La question prioritaire de constitutionnalité (QPC) posée au Conseil portait sur la conformité à la Constitution de l’exigence du caractère régulier de la résidence sur le territoire français des ressortissants étrangers pour pouvoir bénéficier de l’aide juridictionnelle, énoncée au 2e alinéa de l’article 3 de la loi du 10 juillet 1991.

Selon l’article 2 de la même loi, les personnes physiques dont les ressources sont insuffisantes pour faire valoir leurs droits en justice peuvent bénéficier d’une aide juridictionnelle.

Aux termes de son article 3, sont admises au bénéfice de l’aide juridictionnelle les personnes de nationalité française, les ressortissants des États membres de l’Union européenne et également les personnes de nationalité étrangère résidant habituellement et régulièrement en France.

Au contraire, les ressortissants étrangers ne résidant pas régulièrement sur le territoire sont par principe exclus du bénéfice de l’aide juridictionnelle.

Par dérogation, la loi prévoit toutefois un certain nombre de situations dans lesquelles l’aide juridictionnelle est accordée sans condition de régularité de séjour.

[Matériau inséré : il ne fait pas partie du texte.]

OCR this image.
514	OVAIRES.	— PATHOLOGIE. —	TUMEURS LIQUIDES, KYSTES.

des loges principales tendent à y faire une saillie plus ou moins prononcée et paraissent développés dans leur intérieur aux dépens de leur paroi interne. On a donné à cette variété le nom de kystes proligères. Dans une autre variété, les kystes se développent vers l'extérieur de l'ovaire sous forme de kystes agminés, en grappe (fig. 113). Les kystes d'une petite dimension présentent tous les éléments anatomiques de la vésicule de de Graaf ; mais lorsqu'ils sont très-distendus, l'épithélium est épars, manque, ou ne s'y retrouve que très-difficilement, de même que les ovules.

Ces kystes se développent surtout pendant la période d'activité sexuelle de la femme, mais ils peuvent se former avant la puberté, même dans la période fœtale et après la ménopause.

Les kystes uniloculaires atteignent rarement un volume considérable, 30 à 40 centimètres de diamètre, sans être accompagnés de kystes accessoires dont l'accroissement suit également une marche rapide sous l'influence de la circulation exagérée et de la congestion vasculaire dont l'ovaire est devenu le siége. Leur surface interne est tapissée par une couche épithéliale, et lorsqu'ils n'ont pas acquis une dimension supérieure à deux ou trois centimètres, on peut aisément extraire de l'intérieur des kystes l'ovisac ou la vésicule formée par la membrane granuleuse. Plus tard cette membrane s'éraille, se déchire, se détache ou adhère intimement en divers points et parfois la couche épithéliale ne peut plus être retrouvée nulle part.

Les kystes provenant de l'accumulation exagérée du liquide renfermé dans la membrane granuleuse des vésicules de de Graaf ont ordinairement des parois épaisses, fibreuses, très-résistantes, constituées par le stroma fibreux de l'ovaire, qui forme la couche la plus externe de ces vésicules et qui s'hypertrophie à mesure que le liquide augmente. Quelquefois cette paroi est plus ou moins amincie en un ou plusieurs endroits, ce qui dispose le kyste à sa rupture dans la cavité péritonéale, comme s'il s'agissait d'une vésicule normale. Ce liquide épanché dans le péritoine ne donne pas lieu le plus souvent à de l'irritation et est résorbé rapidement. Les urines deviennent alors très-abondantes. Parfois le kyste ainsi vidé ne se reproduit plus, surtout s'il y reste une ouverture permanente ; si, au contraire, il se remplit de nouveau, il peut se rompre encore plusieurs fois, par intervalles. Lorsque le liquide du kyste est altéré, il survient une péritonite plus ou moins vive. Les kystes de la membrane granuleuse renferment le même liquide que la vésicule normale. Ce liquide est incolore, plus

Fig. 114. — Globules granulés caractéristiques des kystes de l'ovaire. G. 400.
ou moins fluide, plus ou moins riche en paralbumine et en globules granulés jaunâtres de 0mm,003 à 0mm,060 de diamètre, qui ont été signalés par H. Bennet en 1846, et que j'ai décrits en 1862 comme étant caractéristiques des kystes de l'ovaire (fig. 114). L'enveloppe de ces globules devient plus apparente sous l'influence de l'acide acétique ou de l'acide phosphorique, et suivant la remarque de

Ces dérogations, prévues par l’article 3, alinéas 4 et 5, de la loi du 10 juillet 1991, concernent les étrangers lorsqu'ils sont mineurs, qu’ils sont mis en cause ou parties civiles dans une procédure pénale ou font l’objet de certaines mesures prévues par l’article 515-9 du Code civil (bénéficiaire d’une ordonnance de protection en cas de violences conjugales) ou par le Code de l’entrée et du séjour des étrangers et du droit d’asile (CESEDA). L’aide juridictionnelle est également accordée devant la Cour nationale du droit d’asile (CNDA) aux demandeurs d’asile résidant régulièrement en France.

Enfin, l'aide juridictionnelle peut toujours être accordée à titre exceptionnel lorsque la situation de la personne apparaît « particulièrement digne d'intérêt au regard de l'objet du litige ou des charges prévisibles du procès » (L. préc., art. 3, al. 3).

En revanche, il ressort de ces dispositions que les ressortissants étrangers en situation irrégulière sont exclus du bénéfice de l’aide juridictionnelle pour faire valoir leurs droits de caractère civil, notamment dans le cadre d’une instance prud’homale.

Les motifs et les effets de la censure du Conseil

Le Conseil constitutionnel rappelle que les articles 6 et 16 de la Déclaration des droits de l’homme et du citoyen de 1789 disposent que la loi « doit être la même pour tous, soit qu’elle protège, soit qu’elle punisse » et que « Toute société dans laquelle la garantie des droits n’est pas assurée, ni la séparation des pouvoirs, déterminée, n’a point de Constitution ».

S’agissant des dispositions critiquées, le juge constitutionnel relève que celles-ci instaurent une différence de traitement entre les étrangers selon qu’ils se trouvent ou non en situation régulière en France et il précise que « si le législateur peut prendre des dispositions spécifiques à l’égard des étrangers, en tenant compte notamment de la régularité de leur séjour, c’est à la condition de respecter les droits et libertés garantis par la Constitution reconnus à tous ceux qui résident sur le territoire de la République et, en particulier, pour se conformer au principe d’égalité devant la justice d’assurer des garanties égales à tous les justiciables ».

Or, en privant, hors des situations dérogatoires prévues par la loi, les étrangers en situation irrégulière du bénéfice de l’aide juridictionnelle pour faire valoir en justice les droits que la loi leur reconnaît, le Conseil constitutionnel considère que les dispositions contestées ne leur assurent pas des garanties égales à celles dont disposent les autres justiciables et qu’elles méconnaissent par conséquent le principe d’égalité devant la justice.

Elles doivent dès lors être déclarées contraires à la Constitution.

Le Conseil constitutionnel a en outre jugé qu’aucun motif ne justifiait de reporter les effets de cette déclaration d’inconstitutionnalité. Celle-ci intervenant à la date de la publication de sa décision, soit le 30 mai 2024, elle doit donc s’appliquer à toutes les affaires non jugées définitivement à cette date.